Thé CLXXIX
Si je faisais les choses à moitié, durerais-je deux fois plus longtemps ?
J’essaie.
J’ouvre un œil !
Je sors un pied du lit.
Je me brosse une dent sur deux.
Je prends une demi-douche.
Je descends l’escalier et m’arrête entre la huitième et la neuvième marche.
Bien avancé !
Et maintenant ? Je saute et me romps le cou ?
Non, je vais ne faire qu’une chose sur deux.
J’ouvre les deux yeux.
Je reste au lit !
Zut raté !
Je prends l’ordre inverse.
Je bondis hors du lit.
Je n’ouvre pas les yeux !
C’est jouable !
Je me brosse les dents.
La douche, les jours pairs !
C’est jouable !
Je descends l’escalier.
Je ne fais pas chauffer l’eau !
Raté.
Je ne vais pas me passer du thé matutinal.
Je recommence.
Saute du lit !
Ferme les yeux !
Oublie les dents !
Abandonne la douche !
L’escalier !
Le thé !
Ne pars pas au boulot !
Alors pourquoi tout ça ?
Je reprends :
Reste au lit !
Ne se lave pas !
Ne déjeune pas !
Et le billet du matin ?
Ah ! Le billet du matin !
Il faut donc se lever et ouvrir les yeux puis écrire, donc allumer la machine et s’asseoir.
Je renonce à ne faire qu’une chose sur deux !
Nonjevaisfairedeséconomiesdéjàsupprimerlesespacesdansmafrappe
jegagneainsiquelquescaractèresmaissuisjetoujourslisible?
Non, pas trop ! C’est une économie de bouts de chandelles.
t s j spprms ls vlls d ms txts rstrs-j lsbl ?*
Non, je perds du temps car je dois recommencer pour être suivi.
* Et si je supprimais les voyelles de mes textes resterais-je lisible ?
Les consonnes ? Inutile d’y penser. Tout comme n'écrire qu'un mot sur deux ou couper chacun d'eux en deux. Non !

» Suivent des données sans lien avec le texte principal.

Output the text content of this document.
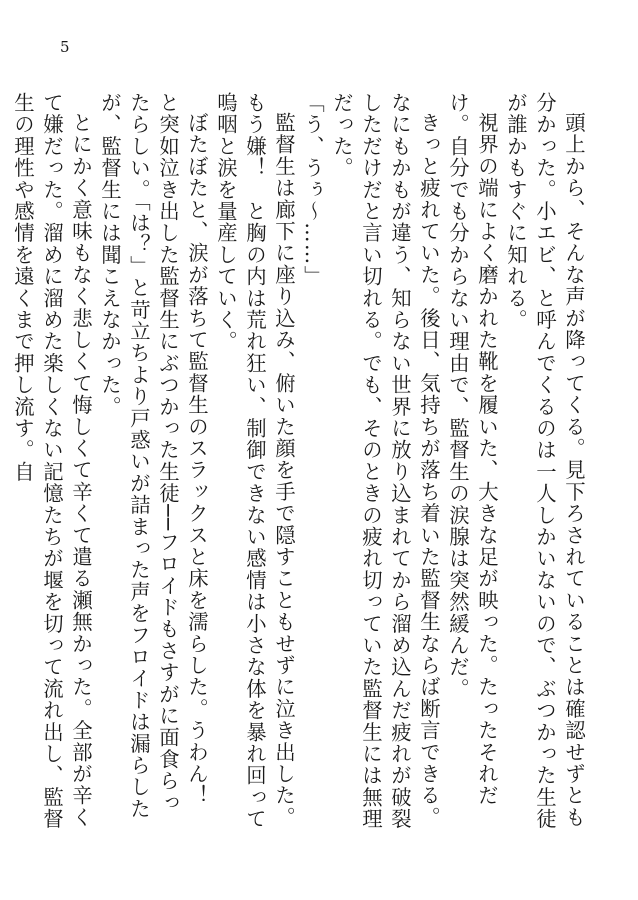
5

頭上から、そんな声が降ってくる。見下ろされていることは確認せずとも分かった。小エビ、と呼んでくるのは一人しかいないので、ぶつかった生徒が誰かもすぐに知れる。

視界の端によく磨かれた靴を履いた、大きな足が映った。たったそれだけ。自分でも分からない理由で、監督生の涙腺は突然緩んだ。

きっと疲れていた。後日、気持ちが落ち着いた監督生ならば断言できる。なにもかもが違う、知らない世界に放り込まれてから溜め込んだ疲れが破裂しただけだと言い切れる。でも、そのときの疲れ切っていた監督生には無理だった。

「う、うぅ〜……」

監督生は廊下に座り込み、俯いた顔を手で隠すこともせずに泣き出した。

もう嫌！　と胸の内は荒れ狂い、制御できない感情は小さな体を暴れ回って嗚咽と涙を量産していく。

ぼたぼたと、涙が落ちて監督生のスラックスと床を濡らした。うわん！　と突如泣き出した監督生にぶつかった生徒──フロイドもさすがに面食らったらしい。「は？」と苛立ちより戸惑いが詰まった声をフロイドは漏らしたが、監督生には聞こえなかった。

とにかく意味もなく悲しくて悔しくて辛くて遣る瀬無かった。全部が辛くて嫌だった。溜めに溜めた楽しくない記憶たちが堰を切って流れ出し、監督生の理性や感情を遠くまで押し流す。自
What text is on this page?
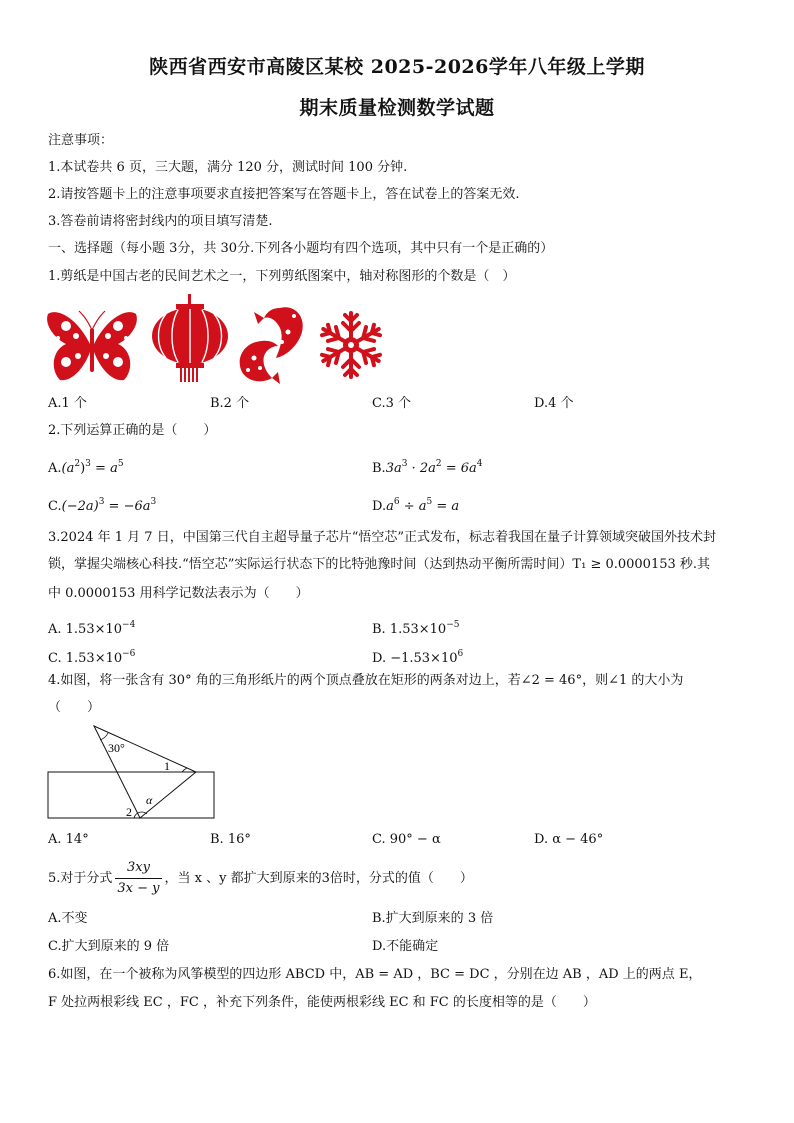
陕西省西安市高陵区某校 2025-2026学年八年级上学期
期末质量检测数学试题
注意事项：
1.本试卷共 6 页，三大题，满分 120 分，测试时间 100 分钟.
2.请按答题卡上的注意事项要求直接把答案写在答题卡上，答在试卷上的答案无效.
3.答卷前请将密封线内的项目填写清楚.
一、选择题（每小题 3分，共 30分.下列各小题均有四个选项，其中只有一个是正确的）
1.剪纸是中国古老的民间艺术之一，下列剪纸图案中，轴对称图形的个数是（　）
A.1 个	B.2 个	C.3 个	D.4 个
2.下列运算正确的是（　　）
$A.(a^2)^3 = a^5$	$B.3a^3 \cdot 2a^2 = 6a^4$
$C.(-2a)^3 = -6a^3$	$D.a^6 \div a^5 = a$
3.2024 年 1 月 7 日，中国第三代自主超导量子芯片“悟空芯”正式发布，标志着我国在量子计算领域突破国外技术封
锁，掌握尖端核心科技.“悟空芯”实际运行状态下的比特弛豫时间（达到热动平衡所需时间）T₁ ≥ 0.0000153 秒.其
中 0.0000153 用科学记数法表示为（　　）
A. $1.53\times 10^{-4}$	B. $1.53\times 10^{-5}$
C. $1.53\times 10^{-6}$	D. $-1.53\times 10^6$
4.如图，将一张含有 30° 角的三角形纸片的两个顶点叠放在矩形的两条对边上，若∠2 = 46°，则∠1 的大小为
（　　）
30°
1
2
α
A. 14°	B. 16°	C. 90° − α	D. α − 46°
5.对于分式 $\frac{3xy}{3x - y}$ ，当 x 、y 都扩大到原来的3倍时，分式的值（　　）
A.不变	B.扩大到原来的 3 倍
C.扩大到原来的 9 倍	D.不能确定
6.如图，在一个被称为风筝模型的四边形 ABCD 中，AB = AD ，BC = DC ，分别在边 AB ，AD 上的两点 E，
F 处拉两根彩线 EC ，FC ，补充下列条件，能使两根彩线 EC 和 FC 的长度相等的是（　　）
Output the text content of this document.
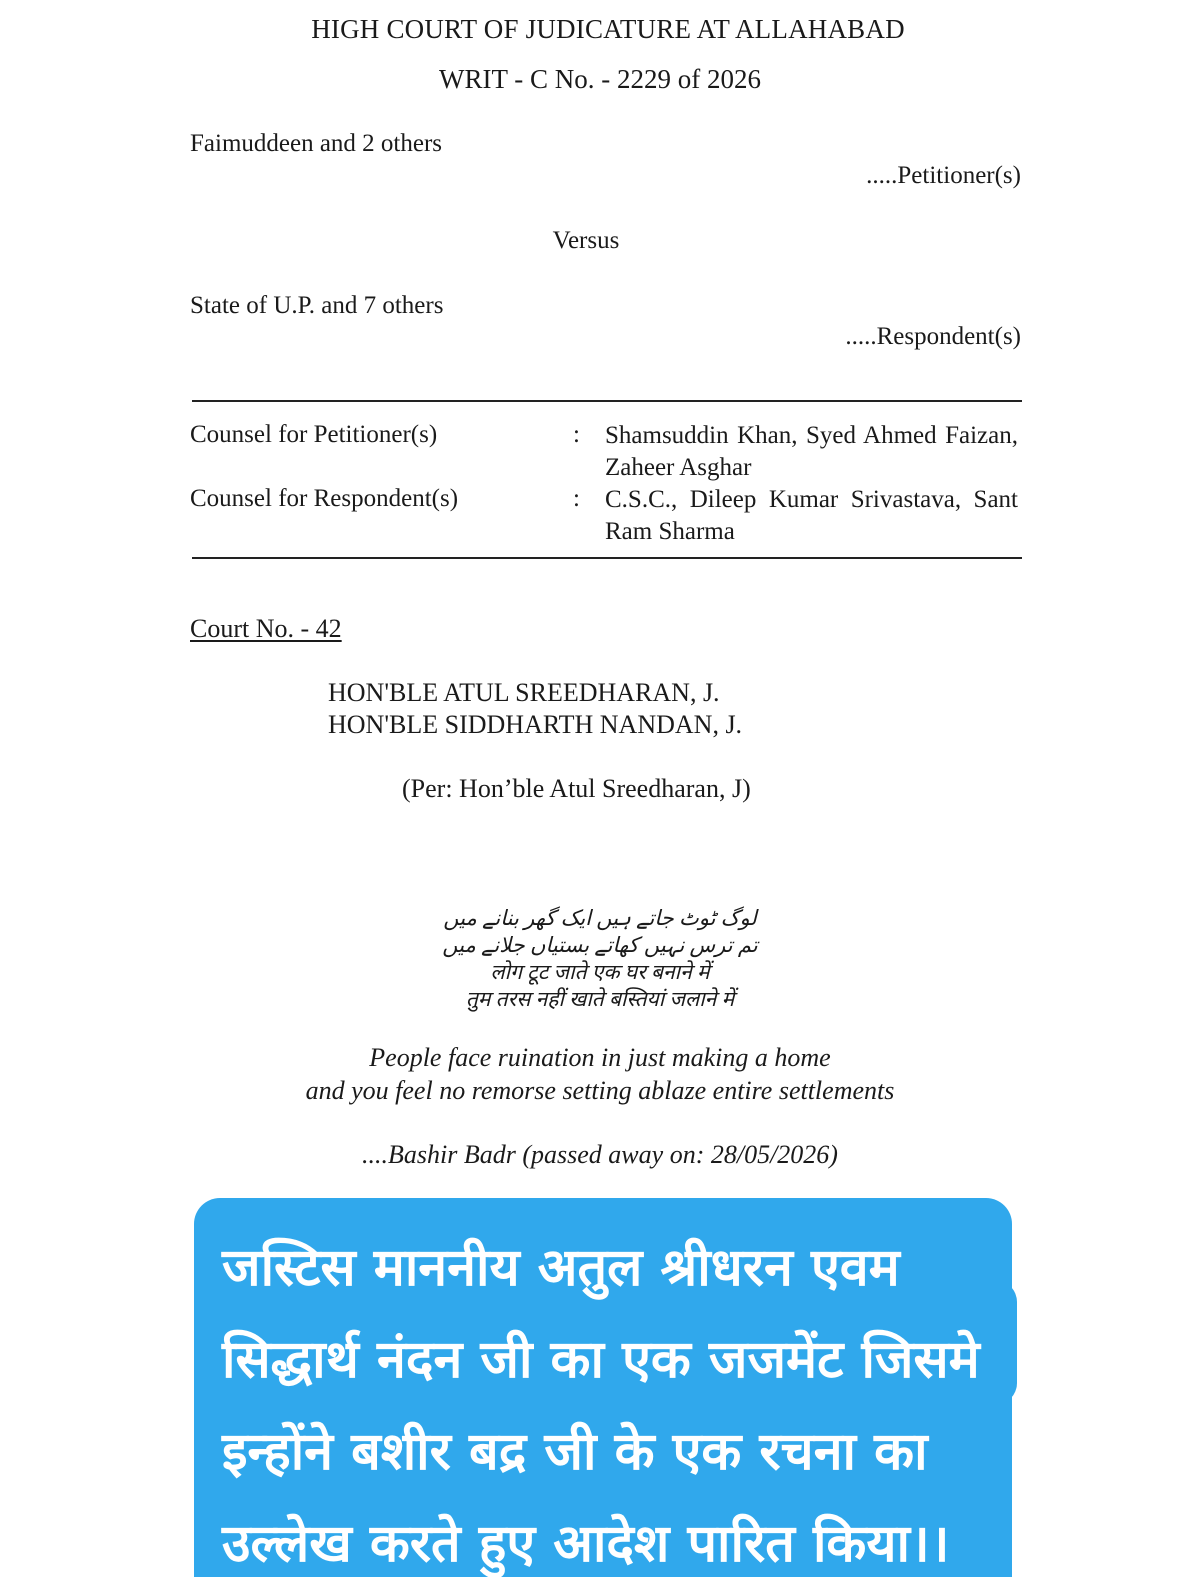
HIGH COURT OF JUDICATURE AT ALLAHABAD
WRIT - C No. - 2229 of 2026
Faimuddeen and 2 others
.....Petitioner(s)
Versus
State of U.P. and 7 others
.....Respondent(s)
Counsel for Petitioner(s)	: Shamsuddin Khan, Syed Ahmed Faizan, Zaheer Asghar
Counsel for Respondent(s)	: C.S.C., Dileep Kumar Srivastava, Sant Ram Sharma
Court No. - 42
HON'BLE ATUL SREEDHARAN, J.
HON'BLE SIDDHARTH NANDAN, J.
(Per: Hon’ble Atul Sreedharan, J)
لوگ ٹوٹ جاتے ہیں ایک گھر بنانے میں
تم ترس نہیں کھاتے بستیاں جلانے میں
लोग टूट जाते एक घर बनाने में
तुम तरस नहीं खाते बस्तियां जलाने में
People face ruination in just making a home
and you feel no remorse setting ablaze entire settlements
....Bashir Badr (passed away on: 28/05/2026)
जस्टिस माननीय अतुल श्रीधरन एवम सिद्धार्थ नंदन जी का एक जजमेंट जिसमे इन्होंने बशीर बद्र जी के एक रचना का उल्लेख करते हुए आदेश पारित किया।।
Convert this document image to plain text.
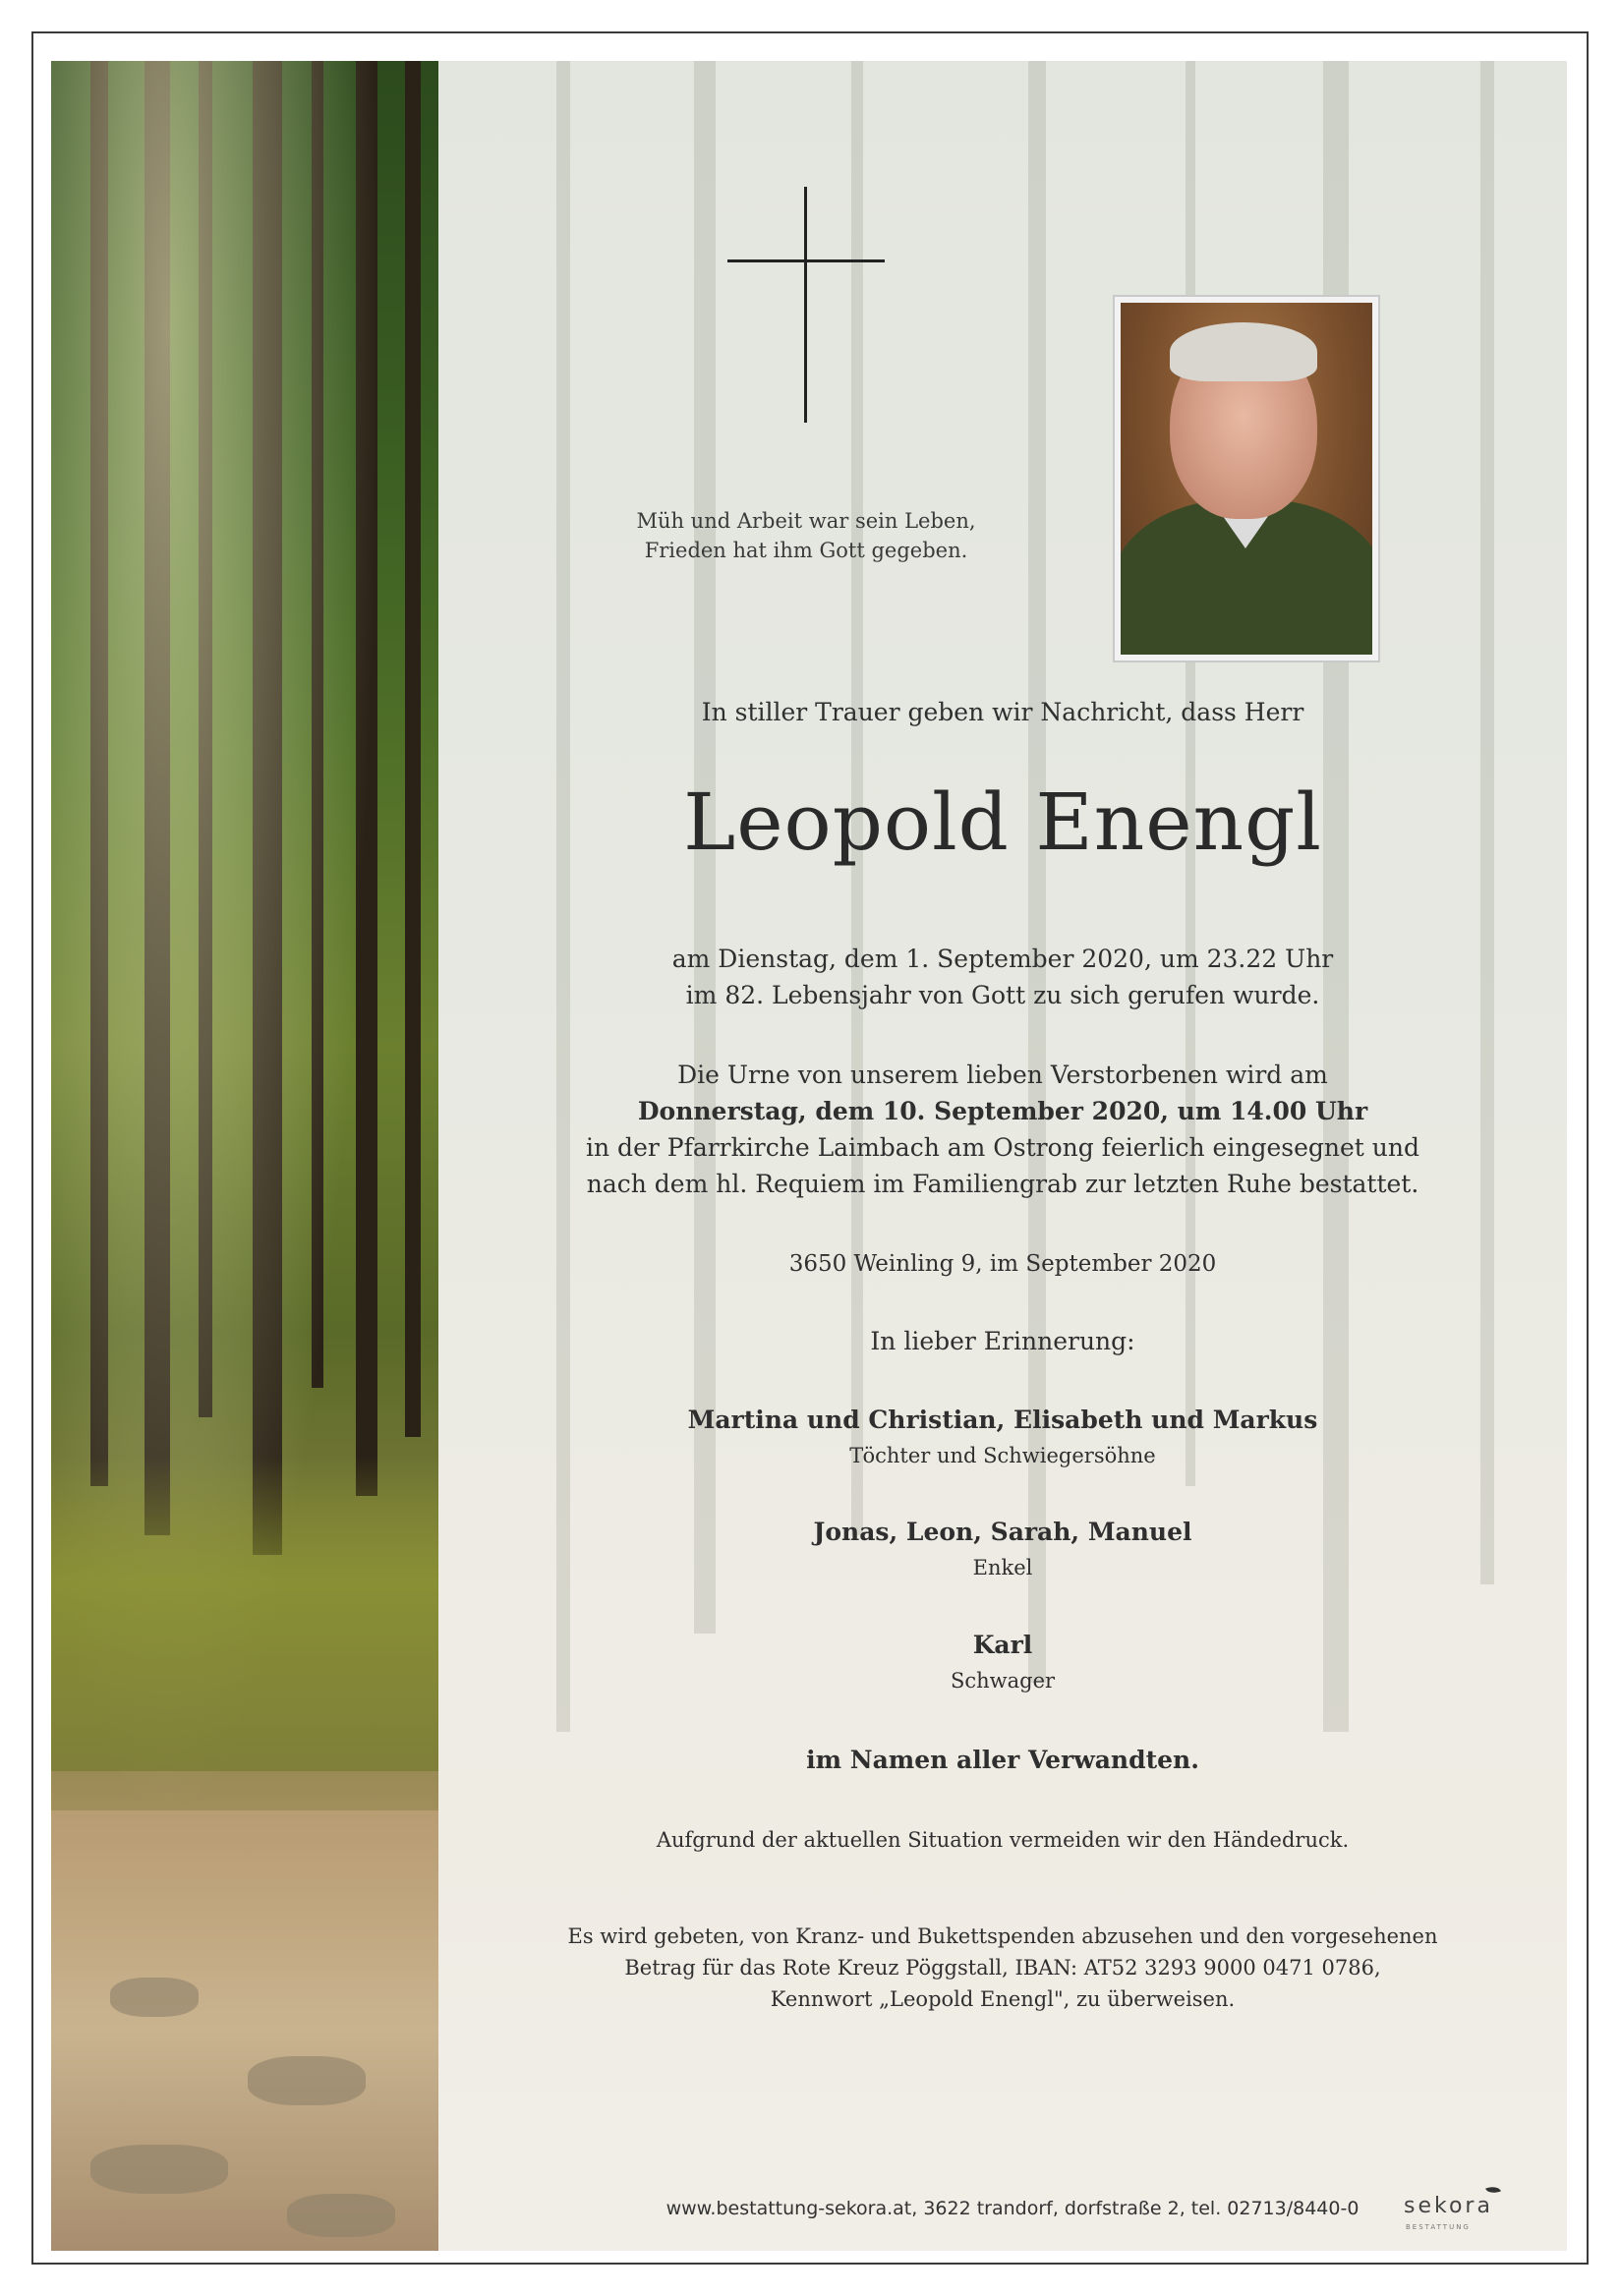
Müh und Arbeit war sein Leben,
Frieden hat ihm Gott gegeben.
In stiller Trauer geben wir Nachricht, dass Herr
Leopold Enengl
am Dienstag, dem 1. September 2020, um 23.22 Uhr
im 82. Lebensjahr von Gott zu sich gerufen wurde.
Die Urne von unserem lieben Verstorbenen wird am
Donnerstag, dem 10. September 2020, um 14.00 Uhr
in der Pfarrkirche Laimbach am Ostrong feierlich eingesegnet und
nach dem hl. Requiem im Familiengrab zur letzten Ruhe bestattet.
3650 Weinling 9, im September 2020
In lieber Erinnerung:
Martina und Christian, Elisabeth und Markus
Töchter und Schwiegersöhne
Jonas, Leon, Sarah, Manuel
Enkel
Karl
Schwager
im Namen aller Verwandten.
Aufgrund der aktuellen Situation vermeiden wir den Händedruck.
Es wird gebeten, von Kranz- und Bukettspenden abzusehen und den vorgesehenen
Betrag für das Rote Kreuz Pöggstall, IBAN: AT52 3293 9000 0471 0786,
Kennwort „Leopold Enengl", zu überweisen.
www.bestattung-sekora.at, 3622 trandorf, dorfstraße 2, tel. 02713/8440-0	sekora
BESTATTUNG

Mais à quoi suis-je en train de jouer, ce vendredi ?
Je voulais gagner du temps et voilà que 6 h 01 s’approchent.
Je n’ai rien à mettre sous presse.
Quoi ?
Pas de billet le 29 juin ?
Eh ? Non !
Pour une fois, espérons qu’avec le soleil retrouvé personne ne remarquera rien.
Il va faire si bon dehors, qui aura le cœur à s’enfermer pour lire les élucubrations d’un aïeul — qu’y en certaines qui croivent même pas qu’il est si vieux qu’il veut le faire accroire — à la recherche d’une bouffée d’air ?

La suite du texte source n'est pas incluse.